The MacLeod-Daniels family and their two cats, Boxer and Onyx, have been residents of San Jose’s historic Naglee Park for over ten years. In the fall of 2018, the family had an incident. Their bikes were stolen from the backyard and that created a lot of anxiety around safely storing their belongings on the property. The family discussion at home became centered around building a detached garage for safe storage and future tinkering, and so the project emerged. But there were a lot more opportunities for a long-term investment that suddenly became clear.
What if they built an accessory dwelling unit attached to their new garage? And what if they could design a comfortable, in-law studio to rent to a professor or student from San Jose State? That’s where Acton ADU came in.
Our objective was the help the MacLeod-Daniels family realize a long-term solution to their multiple and varied needs. The Macleod-Daniels family wanted to give back and provide housing, while making a meaningful investment in the long-term value of their property.
Part 2: Getting Started
Over the past 30 years, Acton has done quite a bit of work in the Naglee Park area of San Jose. Hundreds of projects, actually. San Jose has many historic district designations and the MacLeod-Daniels property fell under two of them: City Conservation Area (CNS), and Identified Site or Structure (IS). Since no project is the same, we realized the MacLeod-Daniels had some unique challenges that needed to be addressed.
Part 3: Feasibility
During the Acton ADU Feasibility Study phase of their project, the Acton design team identified several items that needed to be accounted for in order to design and build the perfect ADU. Aside from the historical designations (CNS and IS), a PG&E power pole easement existed on the property, and there was a pre-existing concrete slab that was deteriorating in the yard (from where a detached carriage house or garage had once stood, many years previous).
Every local planning and building code is different in terms of how easements are handled, but all need to be accounted for when determining the position and shape of any accessory dwelling unit on a property. For MacLeod-Daniels, the power easement was marked, site plan drafted, and appropriate adjustments made to the location of the ADU in order to comply with applicable regulations.
As for the pre-existing concrete slab, it was added to the demolition and clearing plan in order to make the site ready for the new foundation.
One last fun detail is that the property has an old horse hitching post. This is just one of the many cool historic details commonly found in these neighborhoods.
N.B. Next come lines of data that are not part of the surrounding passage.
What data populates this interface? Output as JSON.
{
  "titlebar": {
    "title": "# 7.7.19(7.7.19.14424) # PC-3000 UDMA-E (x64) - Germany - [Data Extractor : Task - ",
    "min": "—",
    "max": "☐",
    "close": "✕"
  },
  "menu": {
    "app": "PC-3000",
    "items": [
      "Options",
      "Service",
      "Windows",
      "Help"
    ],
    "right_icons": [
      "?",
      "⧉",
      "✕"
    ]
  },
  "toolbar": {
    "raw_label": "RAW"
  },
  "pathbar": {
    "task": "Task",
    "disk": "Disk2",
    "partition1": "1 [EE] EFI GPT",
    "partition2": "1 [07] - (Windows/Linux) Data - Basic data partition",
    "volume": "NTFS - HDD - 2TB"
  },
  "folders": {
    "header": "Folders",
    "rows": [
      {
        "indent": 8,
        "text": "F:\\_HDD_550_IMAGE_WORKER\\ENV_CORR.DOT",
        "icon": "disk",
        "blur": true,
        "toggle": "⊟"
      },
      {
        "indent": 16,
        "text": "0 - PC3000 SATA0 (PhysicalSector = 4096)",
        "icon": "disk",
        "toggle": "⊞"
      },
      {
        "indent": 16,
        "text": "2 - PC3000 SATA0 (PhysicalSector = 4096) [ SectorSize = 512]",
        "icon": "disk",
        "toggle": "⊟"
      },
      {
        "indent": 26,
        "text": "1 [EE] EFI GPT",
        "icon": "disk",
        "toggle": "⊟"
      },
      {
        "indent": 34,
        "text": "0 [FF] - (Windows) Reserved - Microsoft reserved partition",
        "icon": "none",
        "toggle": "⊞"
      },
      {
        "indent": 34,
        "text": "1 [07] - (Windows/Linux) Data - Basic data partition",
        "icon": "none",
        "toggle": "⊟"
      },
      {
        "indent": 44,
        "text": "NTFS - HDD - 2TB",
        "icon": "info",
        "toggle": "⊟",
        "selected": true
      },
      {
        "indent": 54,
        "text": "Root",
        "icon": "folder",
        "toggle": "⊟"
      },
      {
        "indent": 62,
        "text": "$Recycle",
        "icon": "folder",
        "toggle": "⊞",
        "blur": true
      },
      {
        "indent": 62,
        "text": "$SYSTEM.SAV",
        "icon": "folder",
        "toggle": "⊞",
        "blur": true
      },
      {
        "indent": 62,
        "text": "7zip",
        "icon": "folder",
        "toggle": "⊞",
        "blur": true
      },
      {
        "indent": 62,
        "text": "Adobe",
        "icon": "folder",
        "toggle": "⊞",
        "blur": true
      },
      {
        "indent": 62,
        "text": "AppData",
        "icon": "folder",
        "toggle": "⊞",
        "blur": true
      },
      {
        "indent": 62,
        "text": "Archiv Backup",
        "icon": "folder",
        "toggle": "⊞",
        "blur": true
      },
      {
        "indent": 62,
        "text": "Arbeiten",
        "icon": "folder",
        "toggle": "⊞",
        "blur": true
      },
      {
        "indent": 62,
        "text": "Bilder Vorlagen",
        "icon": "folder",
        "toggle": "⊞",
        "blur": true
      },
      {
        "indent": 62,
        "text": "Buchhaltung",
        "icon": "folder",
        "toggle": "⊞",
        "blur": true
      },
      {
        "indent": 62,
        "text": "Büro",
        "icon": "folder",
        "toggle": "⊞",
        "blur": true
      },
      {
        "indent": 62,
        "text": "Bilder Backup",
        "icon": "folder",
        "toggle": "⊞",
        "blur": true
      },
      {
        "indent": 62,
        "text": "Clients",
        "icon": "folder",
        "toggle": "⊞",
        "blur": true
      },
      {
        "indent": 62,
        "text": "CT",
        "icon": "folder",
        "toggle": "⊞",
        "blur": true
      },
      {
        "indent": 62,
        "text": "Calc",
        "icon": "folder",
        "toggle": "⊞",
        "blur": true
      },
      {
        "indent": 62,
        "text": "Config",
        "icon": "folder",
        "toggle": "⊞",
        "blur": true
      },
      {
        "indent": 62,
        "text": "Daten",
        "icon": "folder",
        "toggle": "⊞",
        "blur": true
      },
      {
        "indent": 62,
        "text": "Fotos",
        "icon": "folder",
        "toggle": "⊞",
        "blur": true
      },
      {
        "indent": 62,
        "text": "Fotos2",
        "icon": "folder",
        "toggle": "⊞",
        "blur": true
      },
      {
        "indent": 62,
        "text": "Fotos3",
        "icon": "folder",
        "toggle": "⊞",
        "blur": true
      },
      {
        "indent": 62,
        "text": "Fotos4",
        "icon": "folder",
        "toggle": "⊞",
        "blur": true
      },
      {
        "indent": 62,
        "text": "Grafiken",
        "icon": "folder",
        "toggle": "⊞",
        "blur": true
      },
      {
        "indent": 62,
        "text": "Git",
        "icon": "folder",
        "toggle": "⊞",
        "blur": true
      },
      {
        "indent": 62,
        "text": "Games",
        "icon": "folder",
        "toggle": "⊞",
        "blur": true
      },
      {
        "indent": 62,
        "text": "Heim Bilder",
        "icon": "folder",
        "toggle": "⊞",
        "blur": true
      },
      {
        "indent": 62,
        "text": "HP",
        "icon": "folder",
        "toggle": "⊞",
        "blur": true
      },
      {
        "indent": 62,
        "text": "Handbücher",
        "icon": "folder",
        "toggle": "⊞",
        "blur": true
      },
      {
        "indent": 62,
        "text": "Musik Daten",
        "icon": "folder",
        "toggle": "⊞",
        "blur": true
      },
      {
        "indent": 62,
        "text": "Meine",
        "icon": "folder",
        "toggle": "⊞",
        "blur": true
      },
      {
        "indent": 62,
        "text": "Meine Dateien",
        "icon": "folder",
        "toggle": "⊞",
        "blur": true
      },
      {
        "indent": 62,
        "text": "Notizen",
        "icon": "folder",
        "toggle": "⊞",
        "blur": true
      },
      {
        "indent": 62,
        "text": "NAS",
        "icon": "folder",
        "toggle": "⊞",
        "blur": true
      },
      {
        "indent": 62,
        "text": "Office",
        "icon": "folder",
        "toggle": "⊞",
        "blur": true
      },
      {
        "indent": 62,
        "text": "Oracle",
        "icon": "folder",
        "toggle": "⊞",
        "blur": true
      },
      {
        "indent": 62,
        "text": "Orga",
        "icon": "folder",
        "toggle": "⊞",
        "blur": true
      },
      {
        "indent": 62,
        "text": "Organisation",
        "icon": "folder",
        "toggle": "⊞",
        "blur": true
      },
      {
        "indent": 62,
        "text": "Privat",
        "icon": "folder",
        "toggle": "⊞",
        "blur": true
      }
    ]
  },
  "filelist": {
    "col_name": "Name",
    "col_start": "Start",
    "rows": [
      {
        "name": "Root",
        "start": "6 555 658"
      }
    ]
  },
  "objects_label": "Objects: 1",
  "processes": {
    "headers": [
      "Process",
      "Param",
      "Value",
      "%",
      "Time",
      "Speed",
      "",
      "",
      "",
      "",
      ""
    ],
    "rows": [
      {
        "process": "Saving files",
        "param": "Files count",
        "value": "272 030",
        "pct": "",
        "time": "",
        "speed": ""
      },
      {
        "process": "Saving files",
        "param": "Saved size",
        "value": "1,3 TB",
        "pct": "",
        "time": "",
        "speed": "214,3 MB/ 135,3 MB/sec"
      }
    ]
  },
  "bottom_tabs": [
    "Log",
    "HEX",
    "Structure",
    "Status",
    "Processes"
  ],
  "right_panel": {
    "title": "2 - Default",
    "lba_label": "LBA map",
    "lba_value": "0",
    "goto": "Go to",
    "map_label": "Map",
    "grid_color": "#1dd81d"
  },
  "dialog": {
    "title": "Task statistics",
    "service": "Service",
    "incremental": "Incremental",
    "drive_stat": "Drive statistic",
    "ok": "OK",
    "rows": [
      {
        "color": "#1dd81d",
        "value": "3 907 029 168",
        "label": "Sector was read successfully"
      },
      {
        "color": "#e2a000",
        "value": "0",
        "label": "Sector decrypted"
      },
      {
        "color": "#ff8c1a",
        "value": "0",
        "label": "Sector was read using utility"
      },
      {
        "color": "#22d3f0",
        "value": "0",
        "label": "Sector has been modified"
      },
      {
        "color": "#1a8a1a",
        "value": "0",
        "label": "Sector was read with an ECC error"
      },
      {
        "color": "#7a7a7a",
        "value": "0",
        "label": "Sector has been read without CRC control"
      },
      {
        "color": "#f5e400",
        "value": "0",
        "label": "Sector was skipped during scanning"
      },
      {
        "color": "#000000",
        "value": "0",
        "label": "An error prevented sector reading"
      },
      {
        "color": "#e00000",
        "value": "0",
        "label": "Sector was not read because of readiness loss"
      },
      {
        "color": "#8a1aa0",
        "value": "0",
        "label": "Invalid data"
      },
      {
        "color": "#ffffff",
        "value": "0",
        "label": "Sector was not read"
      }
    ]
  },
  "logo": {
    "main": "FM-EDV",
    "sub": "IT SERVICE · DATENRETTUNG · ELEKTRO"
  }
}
It had no impact on the accessory home project, we just think it’s neat.
Part 4: Conceptual Design
Since the objective of the MacLeod-Daniels ADU was to create storage and a studio for renting to locals, several details were accounted for in the conceptual design of the space.
Small, but flexible studio floor plan layout
Garage with automatic roll-up door and ample overhead storage
Oversized garage side door for easily moving and storing larger items (like bikes)
Shape and location for PG&E easement to grant easy accessibility to utility teams
Covered porch to extend outdoor living space and increase connectivity to main home
Part 5: Detailed Design & Navigation
Navigation and Detailed Design encompassed the process of taking visual concepts and turning them into refined, permit-ready sets to be submitted to the city. With Acton ADU, this also included all of the Interior Design decisions like appliances, finishes, and fixtures down to the color of the grout.
As with every project, there were unique requirements to address, and MacLeod-Daniels was no different. Here’s a look at some of the considerations.
Durable, low-maintenance, and wide-audience appeal for interior design selections to attract renters
Quiet appliances to maximize comfort in a studio-sized space
Skylight and greater number of windows above eye level for more light and privacy
Full amenities including a four burner stove, dishwasher and full-sized washer and dryer for comfort and self-sufficient living
Part 6: Breaking Ground
Despite there being so many moving parts (for every ADU really), permitting the MacLeod-Daniels accessory home was seamless and smooth. Once permitted, the Acton ADU team conducted our Pre-Construction Conference. This process provides our Leads and Production Manager time to coordinate with homeowners before we break ground. This meeting covers a number of details--all the way down to where Boxer and Onyx will be, and scheduling weekly homeowner’s meetings.
Once expectations were set, the build began. First with demolition, clearing, trenching, and utility connections before the foundation and framing kick-off. The MacLeod-Daniels project was completed in 4.5 months.
Part 7: Home sweet home.
Once completed, the ADU was placed on the rental market with focus on providing local university staff or students with a private, comfortable, affordable, and convenient place to live. After the unit has been lived in for a few years, the MacLeod-Daniels family is eyeing it for themselves, which is no surprise either. Once of the great parts of an ADU investment property, is that families have a long-term, accessible home for themselves--whether it’s grandparents, parents or young adults just getting started.